Delícia compartilhada,
teus olhos dizem “fica”
enquanto minhas mãos aprendem
o mapa quente do teu corpo.
O quarto some, o relógio mente,
só resta o toque lento,
esse arrepio que se repete,
beijo após beijo,
como se o desejo fosse eterno.




  Cléia Fialho

sexta-feira, 5 de março de 2021

DESEJOS MAIS ÍNTIMOS



Rendo-me aos desejos mais íntimos, no universo sensual de nossos corpos,
Exploramos o prazer em versos ardentes, nosso momento de paixão sem limites.
Teus lábios, como pétalas suaves, me levam à loucura com um simples toque,
E nas curvas de teu corpo deslizamos, doce delírio que em nossos sentidos brota.
Em cada verso que teus olhos deslizam, a leveza do desejo se manifesta,
Nossas almas se encontram num abraço, embriagados pela essência do amor.

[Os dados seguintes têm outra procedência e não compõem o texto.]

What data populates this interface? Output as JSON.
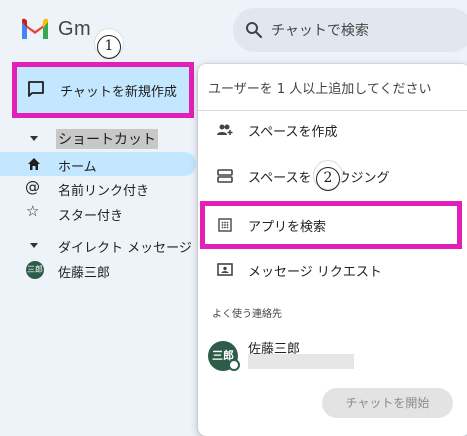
{
  "header": {
    "logo_text": "Gm",
    "search_placeholder": "チャットで検索"
  },
  "callouts": [
    "1",
    "2"
  ],
  "sidebar": {
    "new_chat_label": "チャットを新規作成",
    "items": [
      {
        "label": "ショートカット",
        "icon": "caret-down-icon"
      },
      {
        "label": "ホーム",
        "icon": "home-icon",
        "selected": true
      },
      {
        "label": "名前リンク付き",
        "icon": "at-icon"
      },
      {
        "label": "スター付き",
        "icon": "star-icon"
      },
      {
        "label": "ダイレクト メッセージ",
        "icon": "caret-down-icon"
      },
      {
        "label": "佐藤三郎",
        "icon": "avatar"
      }
    ],
    "avatar_text": "三郎"
  },
  "menu": {
    "input_placeholder": "ユーザーを 1 人以上追加してください",
    "items": [
      {
        "label": "スペースを作成",
        "icon": "group-add-icon"
      },
      {
        "label": "スペースをブラウジング",
        "icon": "browse-spaces-icon"
      },
      {
        "label": "アプリを検索",
        "icon": "apps-grid-icon"
      },
      {
        "label": "メッセージ リクエスト",
        "icon": "message-request-icon"
      }
    ],
    "frequent_label": "よく使う連絡先",
    "contact": {
      "name": "佐藤三郎",
      "avatar_text": "三郎"
    },
    "start_chat_label": "チャットを開始"
  },
  "colors": {
    "highlight_border": "#e020b6",
    "selected_bg": "#c2e7ff",
    "avatar_bg": "#2d5d4a"
  }
}
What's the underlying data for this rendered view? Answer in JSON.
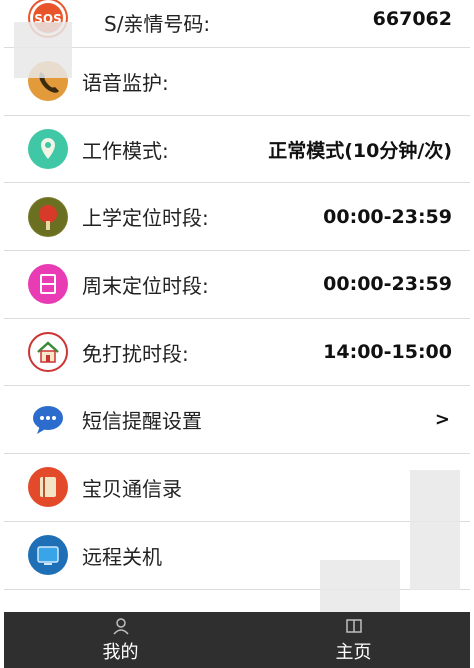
{
  "rows": [
    {
      "label": "S/亲情号码:",
      "value": "667062",
      "icon": "sos-icon"
    },
    {
      "label": "语音监护:",
      "value": "",
      "icon": "phone-icon"
    },
    {
      "label": "工作模式:",
      "value": "正常模式(10分钟/次)",
      "icon": "location-pin-icon"
    },
    {
      "label": "上学定位时段:",
      "value": "00:00-23:59",
      "icon": "school-tree-icon"
    },
    {
      "label": "周末定位时段:",
      "value": "00:00-23:59",
      "icon": "calendar-icon"
    },
    {
      "label": "免打扰时段:",
      "value": "14:00-15:00",
      "icon": "house-icon"
    },
    {
      "label": "短信提醒设置",
      "value": ">",
      "icon": "chat-bubble-icon"
    },
    {
      "label": "宝贝通信录",
      "value": "",
      "icon": "contacts-book-icon"
    },
    {
      "label": "远程关机",
      "value": "",
      "icon": "remote-shutdown-icon"
    }
  ],
  "tabs": [
    {
      "label": "我的",
      "icon": "person-icon"
    },
    {
      "label": "主页",
      "icon": "home-book-icon"
    }
  ],
  "colors": {
    "tabbar_bg": "#2f2f2f",
    "divider": "#dcdcdc",
    "sos_orange": "#e8552a",
    "phone_orange": "#e39a3b",
    "pin_teal": "#3fc7a6",
    "calendar_pink": "#e93bb4",
    "chat_blue": "#2b6ccc"
  }
}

Teus suspiros ecoam na melodia da noite, enquanto nossos corpos se aconchegam,
Teu prazer se perde em meus abraços, e o êxtase em ti se torna um poema.
Nossa lascívia é a perfeita sinfonia, onde a volúpia domina nossos sentidos,
E em cada beijotrocado com fervor, nasce um desejo, eterno e profundo.
A cada idéia, em nossas mentes insanas, a paixão transborda em ondas intensas,
Traduzindo o desejo que nos consome, em um poema metafórico e ardente.

Nossos corpos dançam em ritmo frenético, explorando os segredos da luxúria,
E em cada verso entrelaçado a ti, vivemos nossa história de amor e desejo.
Nossas palavras se tornam chamas vivas, e as odes se transformam em carícias,
Desvendando os mistérios do prazer, num poema, sensível e transcendente.
Neste versejar, rendo-me a tua essência, desvendando a trama de nosso desejo,
Um convite para que nossa paixão floresça, entre os estrofes escritas com deleite.




  Cléia Fialho

quinta-feira, 4 de março de 2021

ENTRE SILÊNCIOS E SORRISOS



Te encontrei sem procurar,
como brisa que chega sem aviso,
sem promessa, sem razão —
só presença.

Teu olhar não pediu licença,
mas ficou.
Ficou no canto dos meus dias,
nas pausas longas do pensamento.

O amor, eu descobri,
não grita,
não pesa,
não prende.

Ele dança devagar
no compasso das escolhas simples:
um café dividido,
um passo junto,
um silêncio compreendido.

E se amanhã for vento,
que seja leve,
como agora.
Mas se for raiz,
que cresça onde os pés já sabem
chamar de casa.





  Cléia Fialho

quarta-feira, 3 de março de 2021

terça-feira, 2 de março de 2021

DOCE COMPANHIA



Dedos entrelaçadinhos
Um caminhar juntinhos
Doce companhia

E o mundo vai ficando distante
como se a rua fosse só nossa
e o tempo, um instante

Teu passo acompanha o meu
sem pressa, sem destino
apenas esse aconchego que nasceu

No silêncio que sorri entre nós
há um brilho de ternura contida
como se o amor falasse a sós

E seguimos assim… tão leves
eu em ti, tu em mim
em caminhos breves, porém eternos, suaves.





  Cléia Fialho

segunda-feira, 1 de março de 2021

VÉU DA MEIA NOITE




Sob o véu da meia-noite
Nossos segredos ganham asas de açoite
Teu olhar profundo como o abismo

Minha pele anseia pelo teu toque de cinismo
Beijos escarlates em tua pele pálida
O gosto da luxúria, doce e insípida

Dançamos no limiar da escuridão

Unidos pela paixão, nossa única redenção.